Peter Lanyon painted ‘Texan Landscape’ while he was artist-in-residence at the San Antonio Art Institute in Texas in 1963. An abstract composition, it holds visual clues to the real world. The rectangular form in the foreground resembles a roadside sign beside a highway. In the distance, black diagonal strokes appear to rise and fall, like the boom and mast of an oil derrick. Like a scene viewed from the window of a moving car, ‘Texan Landscape’ has a sense of immediacy, as if we are moving through an industrial landscape. Lanyon often explored alternative ways of organising pictorial space so that a scene could be experienced simultaneously from all angles, immersing a viewer within a moment in time.

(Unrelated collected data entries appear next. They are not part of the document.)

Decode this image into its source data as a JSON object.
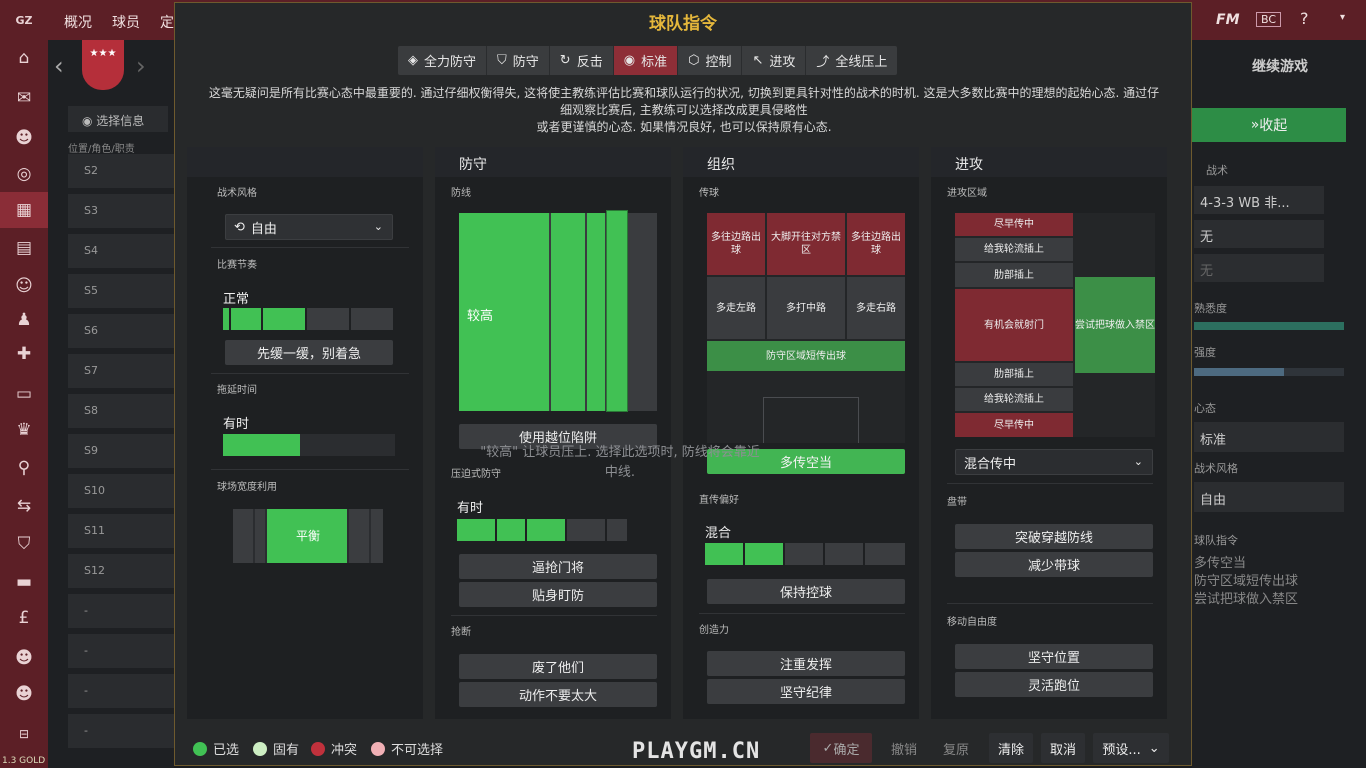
{
  "topbar": {
    "tab_overview": "概况",
    "tab_players": "球员",
    "tab_more": "定",
    "right_label": "继续游戏",
    "collapse": "收起"
  },
  "left": {
    "select_info": "选择信息",
    "col_header": "位置/角色/职责",
    "rows": [
      "S2",
      "S3",
      "S4",
      "S5",
      "S6",
      "S7",
      "S8",
      "S9",
      "S10",
      "S11",
      "S12",
      "-",
      "-",
      "-",
      "-"
    ],
    "version": "1.3 GOLD"
  },
  "right": {
    "tactic_label": "战术",
    "formation": "4-3-3 WB 非...",
    "none1": "无",
    "none2": "无",
    "fit_label": "熟悉度",
    "label2": "强度",
    "mentality_label": "心态",
    "mentality_value": "标准",
    "style_label": "战术风格",
    "style_value": "自由",
    "instr_label": "球队指令",
    "instr1": "多传空当",
    "instr2": "防守区域短传出球",
    "instr3": "尝试把球做入禁区"
  },
  "modal": {
    "title": "球队指令",
    "mentalities": [
      {
        "label": "全力防守",
        "icon": "◈"
      },
      {
        "label": "防守",
        "icon": "⛉"
      },
      {
        "label": "反击",
        "icon": "↻"
      },
      {
        "label": "标准",
        "icon": "◉"
      },
      {
        "label": "控制",
        "icon": "⬡"
      },
      {
        "label": "进攻",
        "icon": "↖"
      },
      {
        "label": "全线压上",
        "icon": "⤴"
      }
    ],
    "description1": "这毫无疑问是所有比赛心态中最重要的. 通过仔细权衡得失, 这将使主教练评估比赛和球队运行的状况, 切换到更具针对性的战术的时机. 这是大多数比赛中的理想的起始心态. 通过仔",
    "description2": "细观察比赛后, 主教练可以选择改成更具侵略性",
    "description3": "或者更谨慎的心态. 如果情况良好, 也可以保持原有心态.",
    "general": {
      "style_label": "战术风格",
      "style_value": "自由",
      "tempo_label": "比赛节奏",
      "tempo_value": "正常",
      "tempo_button": "先缓一缓，别着急",
      "timewasting_label": "拖延时间",
      "timewasting_value": "有时",
      "width_label": "球场宽度利用",
      "width_value": "平衡"
    },
    "defence": {
      "header": "防守",
      "line_label": "防线",
      "line_value": "较高",
      "offside_button": "使用越位陷阱",
      "hint": "\"较高\" 让球员压上. 选择此选项时, 防线将会靠近中线.",
      "press_label": "压迫式防守",
      "press_value": "有时",
      "gk_button": "逼抢门将",
      "mark_button": "贴身盯防",
      "tackle_label": "抢断",
      "tackle1": "废了他们",
      "tackle2": "动作不要太大"
    },
    "buildup": {
      "header": "组织",
      "pass_label": "传球",
      "cells": [
        "多往边路出球",
        "大脚开往对方禁区",
        "多往边路出球",
        "多走左路",
        "多打中路",
        "多走右路"
      ],
      "short_gk": "防守区域短传出球",
      "space_button": "多传空当",
      "direct_label": "直传偏好",
      "direct_value": "混合",
      "keep_button": "保持控球",
      "creative_label": "创造力",
      "creative1": "注重发挥",
      "creative2": "坚守纪律"
    },
    "attack": {
      "header": "进攻",
      "zone_label": "进攻区域",
      "left_cells": [
        "尽早传中",
        "给我轮流插上",
        "肋部插上",
        "有机会就射门",
        "肋部插上",
        "给我轮流插上",
        "尽早传中"
      ],
      "box_cell": "尝试把球做入禁区",
      "cross_value": "混合传中",
      "dribble_label": "盘带",
      "dribble1": "突破穿越防线",
      "dribble2": "减少带球",
      "freedom_label": "移动自由度",
      "freedom1": "坚守位置",
      "freedom2": "灵活跑位"
    },
    "legend": {
      "selected": "已选",
      "inherent": "固有",
      "conflict": "冲突",
      "unavailable": "不可选择"
    },
    "footer": {
      "confirm": "确定",
      "undo": "撤销",
      "redo": "复原",
      "clear": "清除",
      "cancel": "取消",
      "preset": "预设..."
    },
    "watermark": "PLAYGM.CN"
  },
  "colors": {
    "accent_gold": "#e5b73b",
    "selected_green": "#41c154",
    "conflict_red": "#c0313c",
    "brand_red": "#5c1f26"
  },
  "tempo_fill": 0.4,
  "timewasting_fill": 0.45,
  "press_fill": 0.55,
  "direct_fill": 0.4
}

Lanyon was the only Cornish-born artist among the central figures of the St Ives Group in the 1950s. Born in St Ives, he studied at Penzance School of Art in 1937. In 1939 he met Ben Nicholson, Barbara Hepworth and Naum Gabo, who had moved to St Ives at the outbreak of war. These artists had a great impact on his work, especially Nicholson, who taught Lanyon during the war years.
After 1950, Lanyon’s work remained largely abstract yet indebted to the Cornish landscape. Another key influence on his work was ‘Modern Art in the United States’, an exhibition held at the Tate in 1956 which included work by the leading American Abstract Expressionist painters. A year later, Lanyon had a solo show in New York and met several American artists including Mark Rothko, who later visited him in St Ives. The impact of Abstract Expressionism on Lanyon’s work resulted in large-scale paintings that were freer in style, more intense in colour and which made more overt references to the environment.
In 1959 Lanyon took up gliding, mainly as a way of getting to know the landscape better. Many of his late paintings were based on this experience – but tragically, injuries sustained in a gliding accident were the cause of Lanyon’s death in December 1964.
Born in St Ives, Peter Lanyon studied at Penzance School of Art (1937). In 1939 he met Ben Nicholson, Barbara Hepworth and Naum Gabo who had settled in St Ives. After 1950, Lanyon’s work remained abstract yet inspired by the Cornish landscape and by the exhibition of American Abstract Expressionism at the Tate (1956). During his solo show in New York (1957) Lanyon met Mark Rothko who later visited him in St Ives. In 1959 Lanyon took up gliding, mainly as a way of getting to know the landscape better – many of his late paintings were based on his aerial experiences. Tragically, injuries sustained in a gliding accident caused Lanyon’s death in December 1964.